Noch handelt es sich um eine Untersuchung über die Machbarkeit. Doch sollte die Entwicklung der Forscher der Fakultäten des Maschinenwesens und des Bauingenieurwesens der TU Dresden von Erfolg gekrönt sein, dann werden mit ihrer Hilfe Materialeinsparungen und Produktivitätssteigerungen die Baukosten signifikant senken.

Im Rahmen des Forschungsprojekts entwickelten sie die Technologie „CONPrint3D“. Mit ihr soll der 3D-Druck von Beton direkt auf die Baustelle gebracht werden. In dem Prozess wird auf Basis von digitalen 3D-Konstruktionsdaten der Baustoff schichtweise aufgebracht und abgelagert. Schließlich entsteht so das Bauwerk.
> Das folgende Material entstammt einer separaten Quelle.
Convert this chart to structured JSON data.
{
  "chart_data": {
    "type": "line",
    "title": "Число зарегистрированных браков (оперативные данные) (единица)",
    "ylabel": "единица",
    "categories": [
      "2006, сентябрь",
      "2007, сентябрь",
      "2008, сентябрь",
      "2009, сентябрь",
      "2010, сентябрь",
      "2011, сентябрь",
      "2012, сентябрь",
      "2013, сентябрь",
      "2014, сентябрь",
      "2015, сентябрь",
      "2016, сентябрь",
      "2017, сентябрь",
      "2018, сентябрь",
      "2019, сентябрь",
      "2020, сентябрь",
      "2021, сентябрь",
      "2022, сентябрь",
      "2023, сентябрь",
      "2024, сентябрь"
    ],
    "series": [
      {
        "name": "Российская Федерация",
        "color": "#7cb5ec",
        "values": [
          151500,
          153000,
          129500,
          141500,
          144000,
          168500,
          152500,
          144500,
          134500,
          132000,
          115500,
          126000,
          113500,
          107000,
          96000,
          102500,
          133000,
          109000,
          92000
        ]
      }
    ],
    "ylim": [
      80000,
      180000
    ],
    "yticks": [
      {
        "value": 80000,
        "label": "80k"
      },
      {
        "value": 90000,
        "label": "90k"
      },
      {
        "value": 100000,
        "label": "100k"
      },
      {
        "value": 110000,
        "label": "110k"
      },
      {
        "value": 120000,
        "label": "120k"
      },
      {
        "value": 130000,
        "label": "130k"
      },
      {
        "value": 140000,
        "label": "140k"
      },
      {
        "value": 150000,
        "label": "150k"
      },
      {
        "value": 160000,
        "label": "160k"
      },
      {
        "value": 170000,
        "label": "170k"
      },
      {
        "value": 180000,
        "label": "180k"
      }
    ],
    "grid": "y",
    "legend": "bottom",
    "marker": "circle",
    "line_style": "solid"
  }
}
Diese Technik wird auch additives Fertigungsverfahren genannt. Um an dieses Ziel zu gelangen, definierten die Forscher drei Arbeitsschwerpunkte: Es brauchte erstens die Entwicklung eines schnellerstarrenden Frischbetons, der für den 3D-Druck geeignet ist und der in Bezug auf seine Festigkeitseigenschaften im erhärteten Zustand mit konventionellen Baustoffen konkurrieren kann. Zweitens waren Untersuchungen zum Einsatz eines Druckkopfes zum gezielten Ausbringen des Frischbetons und Untersuchungen zur Nutzung vorhandener Maschinentechnik zur automatisierten Führung des Druckkopfes im Sinne der Großraumrobotik notwendig. Und schließlich muss die Technik auch den rechtlichen und wirtschaftlichen Rahmenbedingungen Rechnung tragen können.
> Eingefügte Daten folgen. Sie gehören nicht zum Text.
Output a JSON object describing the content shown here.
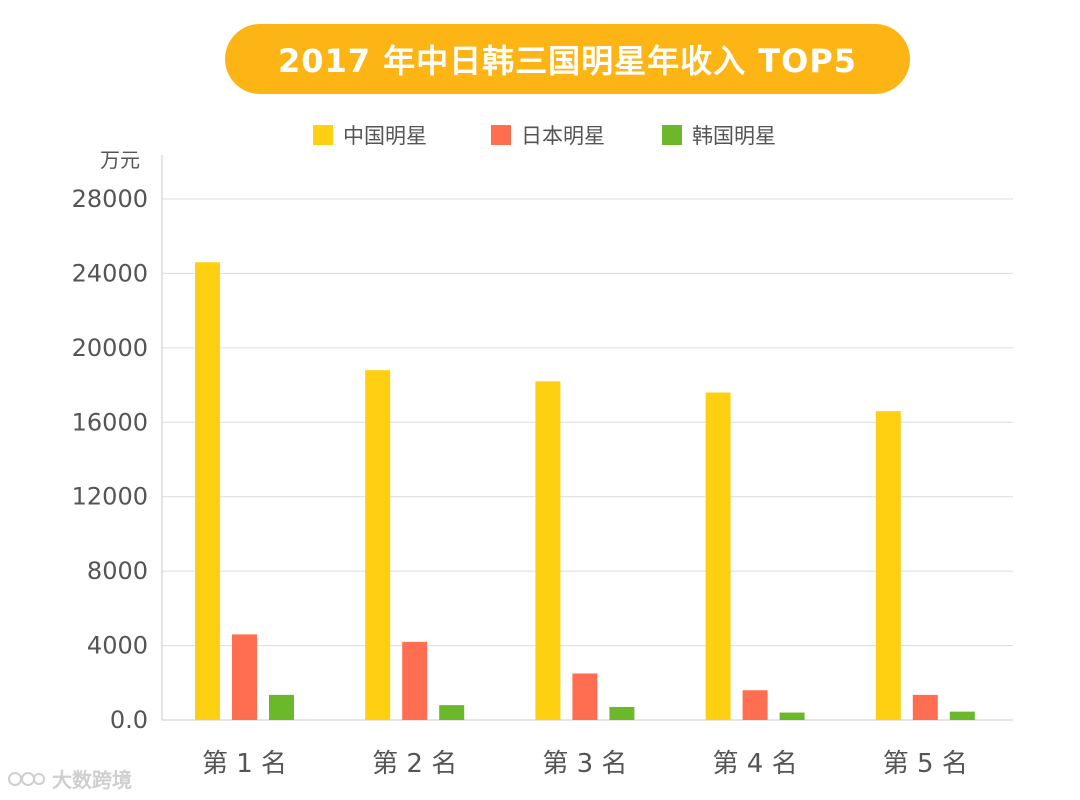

Die Lösung fand man in einem Druckkopf, der geometrisch präzise mithilfe eines Großraumroboters – zum Beispiel einer Autobetonpumpe – geführt wird. Die Steuerung des gesamten Prozesses erfolgt über Datentypen, die vor allem Geometrie- und Stoffdaten enthalten und aus speziell aufbereiteten Bauwerksmodellen generiert werden. Hintergrund der Technologie ist die Tatsache, dass es durch die herkömmliche Verarbeitung von Beton – das Betonvolumen von Transportbeton in Deutschland beträgt laut den Wissenschaftlern jährlich 46 Millionen Kubikmeter (2014) – zu einem sehr hohen Aufwand für Gerüst- und Schalungsarbeiten kommt. Da es sich bei Schalungen meist um Wegwerfprodukte handelt, führt dies zu einem immensen Rohstoffverbrauch und damit einhergehenden hohen Personalkosten.
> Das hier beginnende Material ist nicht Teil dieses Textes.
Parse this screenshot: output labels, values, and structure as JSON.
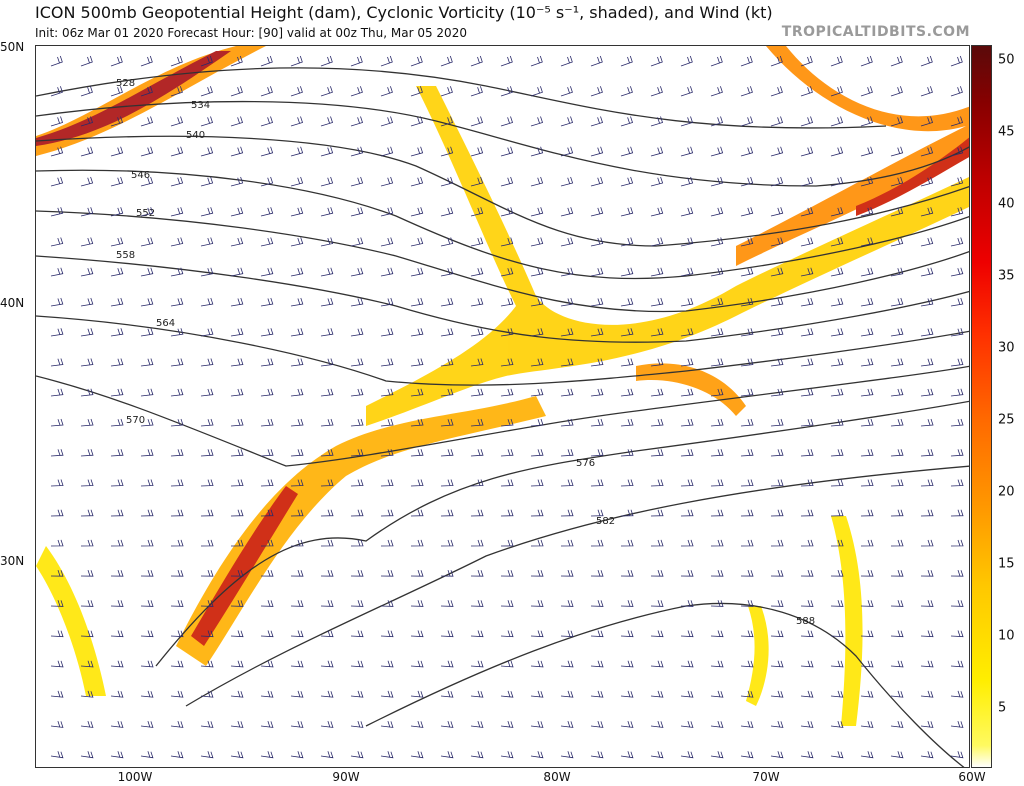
{
  "header": {
    "title": "ICON 500mb Geopotential Height (dam), Cyclonic Vorticity (10⁻⁵ s⁻¹, shaded), and Wind (kt)",
    "subtitle": "Init: 06z Mar 01 2020   Forecast Hour: [90]   valid at 00z Thu, Mar 05 2020",
    "credit": "TROPICALTIDBITS.COM"
  },
  "map": {
    "lat_labels": [
      "50N",
      "40N",
      "30N"
    ],
    "lon_labels": [
      "100W",
      "90W",
      "80W",
      "70W",
      "60W"
    ],
    "height_contour_labels": [
      "528",
      "534",
      "540",
      "546",
      "552",
      "558",
      "564",
      "570",
      "576",
      "582",
      "588"
    ],
    "contour_color": "#333333",
    "wind_barb_color": "#2a2a6a",
    "boundary_color": "#000000"
  },
  "colorbar": {
    "ticks": [
      "50",
      "45",
      "40",
      "35",
      "30",
      "25",
      "20",
      "15",
      "10",
      "5"
    ],
    "range": [
      1,
      51
    ],
    "colors": [
      "#fffa60",
      "#ffee00",
      "#ffc800",
      "#ff9800",
      "#ff6a00",
      "#ff3000",
      "#ee0000",
      "#bb0000",
      "#880000",
      "#5a0a0a"
    ]
  }
}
Daher machten sich die Forscher auf die Suche nach einer schalungsfreien Betontechnologie. Ein weiterer Vorteil in dem additiven Fertigungsverfahren liegt in den neuen Möglichkeiten der Gebäudegestaltung für Architekten: Ihnen stehen mit der Technologie bisher nicht umsetzbare Bauformen zur Verfügung.